NIALL FERGUSON: Foreword to Genesis.

Genesis, Kissinger’s final book, was co-authored with two eminent technologists, Craig Mundie and Eric Schmidt, and it bears the imprint of those innovators’ innate optimism. The authors look forward to the “evolution of Homo technicus—a human species that may, in this new age, live in symbiosis with machine technology.” AI, they argue, could soon be harnessed “to generate a new baseline of human wealth and wellbeing … [that] would at least ease if not eliminate the strains of labor, class, and conflict that previously have torn humanity apart.” The adoption of AI might even lead to “profound equalizations … across race, gender, nationality, place of birth, and family background.”

Nevertheless, the eldest author’s contribution is detectable in the series of warnings that are the book’s leitmotif. “The advent of artificial intelligence is,” the authors observe, “a question of human survival. … An improperly controlled AI could accumulate knowledge destructively. … The convulsions that will soon bend the collective reality of the planet…mark a fundamental break from the past.” Here, rephrased for Genesis but immediately recognizable, is Kissinger’s original question from his 2018 Atlantic essay “How the Enlightenment Ends”:

[AI’s] objective capacity to reach new and accurate conclusions about our world by inhuman methods not only disrupts our reliance on the scientific method as it has been pursued continuously for five centuries but also challenges the human claim to an exclusive or unique grasp of reality. What can this mean? Will the age of AI not only fail to propel humanity forward but instead catalyze a return to a premodern acceptance of unexplained authority? In short: are we, might we be, on the precipice of a great reversal in human cognition—a dark enlightenment?

In what struck this reader as the book’s most powerful section, the authors contemplate a deeply troubling AI arms race. “If … each human society wishes to maximize its unilateral position,” the authors write, “then the conditions would be set for a psychological death-match between rival military forces and intelligence agencies, the likes of which humanity has never faced before. Today, in the years, months, weeks, and days leading up to the arrival of the first superintelligence, a security dilemma of existential nature awaits.”

If we are already witnessing “a competition to reach a single, perfect, unquestionably dominant intelligence,” then what are the likely outcomes? The authors envision six scenarios, by my count, none of them enticing:

  1. Humanity will lose control of an existential race between multiple actors trapped in a security dilemma.
  2. Humanity will suffer the exercise of supreme hegemony by a victor unharnessed by the checks and balances traditionally needed to guarantee a minimum of security for others.
  3. There will not be just one supreme AI but rather multiple instantiations of superior intelligence in the world.
  4. The companies that own and develop AI may accrue totalizing social, economic, military, and political power.
  5. AI might find the greatest relevance and most widespread and durable expression not in national structures but in religious ones.
  6. Uncontrolled, open-source diffusion of the new technology could give rise to smaller gangs or tribes with substandard but still substantial AI capacity.

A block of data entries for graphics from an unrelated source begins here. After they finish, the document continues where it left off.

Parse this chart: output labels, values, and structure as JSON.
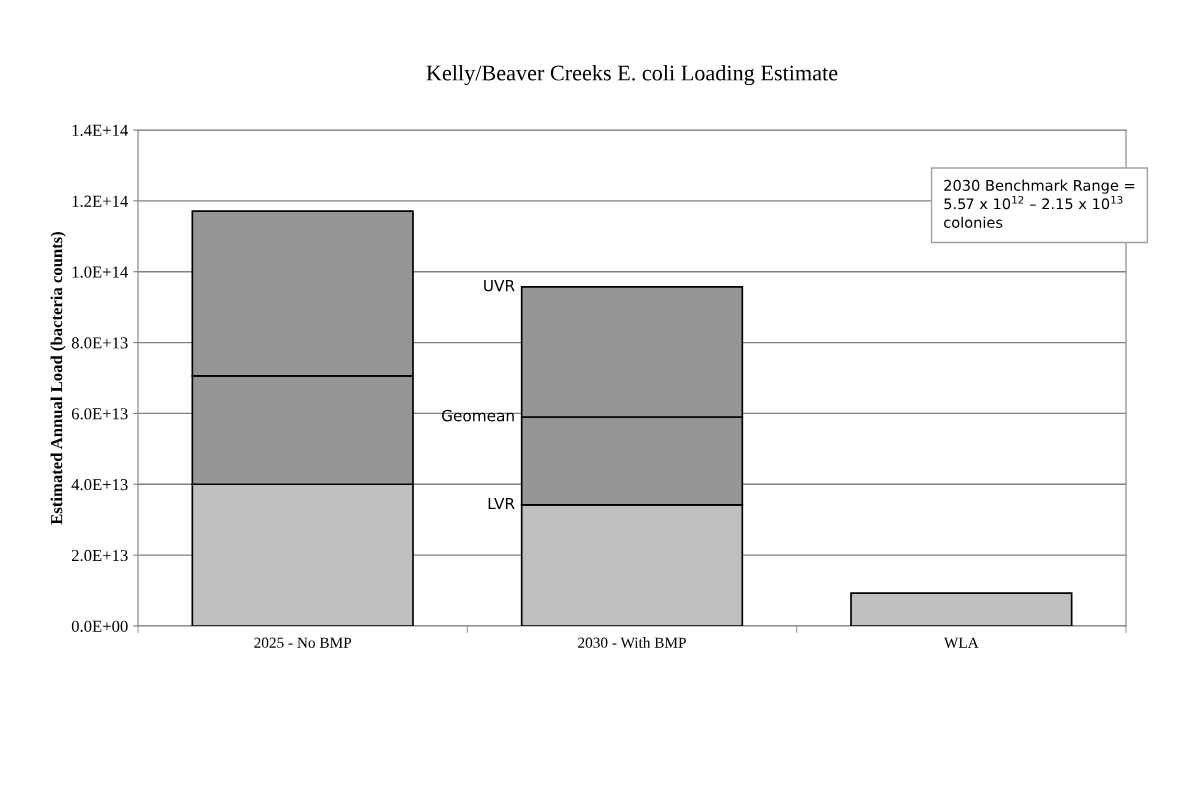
{
  "chart_data": {
    "type": "bar",
    "title": "Kelly/Beaver Creeks E. coli Loading Estimate",
    "ylabel": "Estimated Annual Load (bacteria counts)",
    "categories": [
      "2025 - No BMP",
      "2030 - With BMP",
      "WLA"
    ],
    "stacked": true,
    "series": [
      {
        "color": "#c0c0c0",
        "values": [
          40000000000000.0,
          34200000000000.0,
          9300000000000.0
        ]
      },
      {
        "color": "#969696",
        "values": [
          30600000000000.0,
          24800000000000.0,
          null
        ]
      },
      {
        "color": "#969696",
        "values": [
          46500000000000.0,
          36700000000000.0,
          null
        ]
      }
    ],
    "ylim": [
      0,
      140000000000000.0
    ],
    "yticks": [
      {
        "value": 0,
        "label": "0.0E+00"
      },
      {
        "value": 20000000000000.0,
        "label": "2.0E+13"
      },
      {
        "value": 40000000000000.0,
        "label": "4.0E+13"
      },
      {
        "value": 60000000000000.0,
        "label": "6.0E+13"
      },
      {
        "value": 80000000000000.0,
        "label": "8.0E+13"
      },
      {
        "value": 100000000000000.0,
        "label": "1.0E+14"
      },
      {
        "value": 120000000000000.0,
        "label": "1.2E+14"
      },
      {
        "value": 140000000000000.0,
        "label": "1.4E+14"
      }
    ],
    "grid": "y",
    "legend": false,
    "annotations": [
      "UVR",
      "Geomean",
      "LVR",
      "2030 Benchmark Range =\n5.57 x 10$^{12}$ – 2.15 x 10$^{13}$\ncolonies"
    ]
  }
}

Kissinger was deeply concerned about scenarios such as these, and his effort to avoid them did not end with the writing of this book. It is no secret that the final effort of his life—which sapped his remaining strength in the months after his 100th birthday—was to initiate a process of AI arms limitation talks between the United States and China, precisely in the hope of averting such dystopian outcomes.

Because otherwise, what could go wrong?

As Glenn wrote last year after ChatGPT reportedly passed the Turing Test, “The AI to really be afraid of is the one that deliberately fails the Turing Test.”

UPDATE: Kissinger’s final warning: Prepare now for ‘superhuman’ people to control Earth.

The authors offer a bracing message, warning that AI tools have already started outpacing human capabilities so people might need to consider biologically engineering themselves to ensure they are not rendered inferior or wiped out by advanced machines.

In a section titled “Coevolution: Artificial Humans,” the three authors encourage people to think now about “trying to navigate our role when we will no longer be the only or even the principal actors on our planet.”

“Biological engineering efforts designed for tighter human fusion with machines are already underway,” they add.

Current efforts to integrate humans with machine include brain-computer interfaces, a technology that the U.S. military identified last year as of the utmost importance. Such interfaces allow for a direct link between the brain’s electrical signals and a device that processes them to accomplish a given task, such as controlling a battleship.

The authors also raise the prospect of a society that chooses to create a hereditary genetic line of people specifically designed to work better with forthcoming AI tools. The authors describe such redesigning as undesirable, with the potential to cause “the human race to split into multiple lines, some infinitely more powerful than others.”

“Altering the genetic code of some humans to become superhuman carries with it other moral and evolutionary risks,” the authors write. “If AI is responsible for the augmentation of human mental capacity, it could create in humanity a simultaneous biological and psychological reliance on ‘foreign’ intelligence.”

Such a physical and intellectual dependence may create new challenges to separate man from the machines, the authors warn. As a result, designers and engineers should try to make the machines more human, rather than make humans more like machines.

Exit question: “Who will the Singularity eat first?”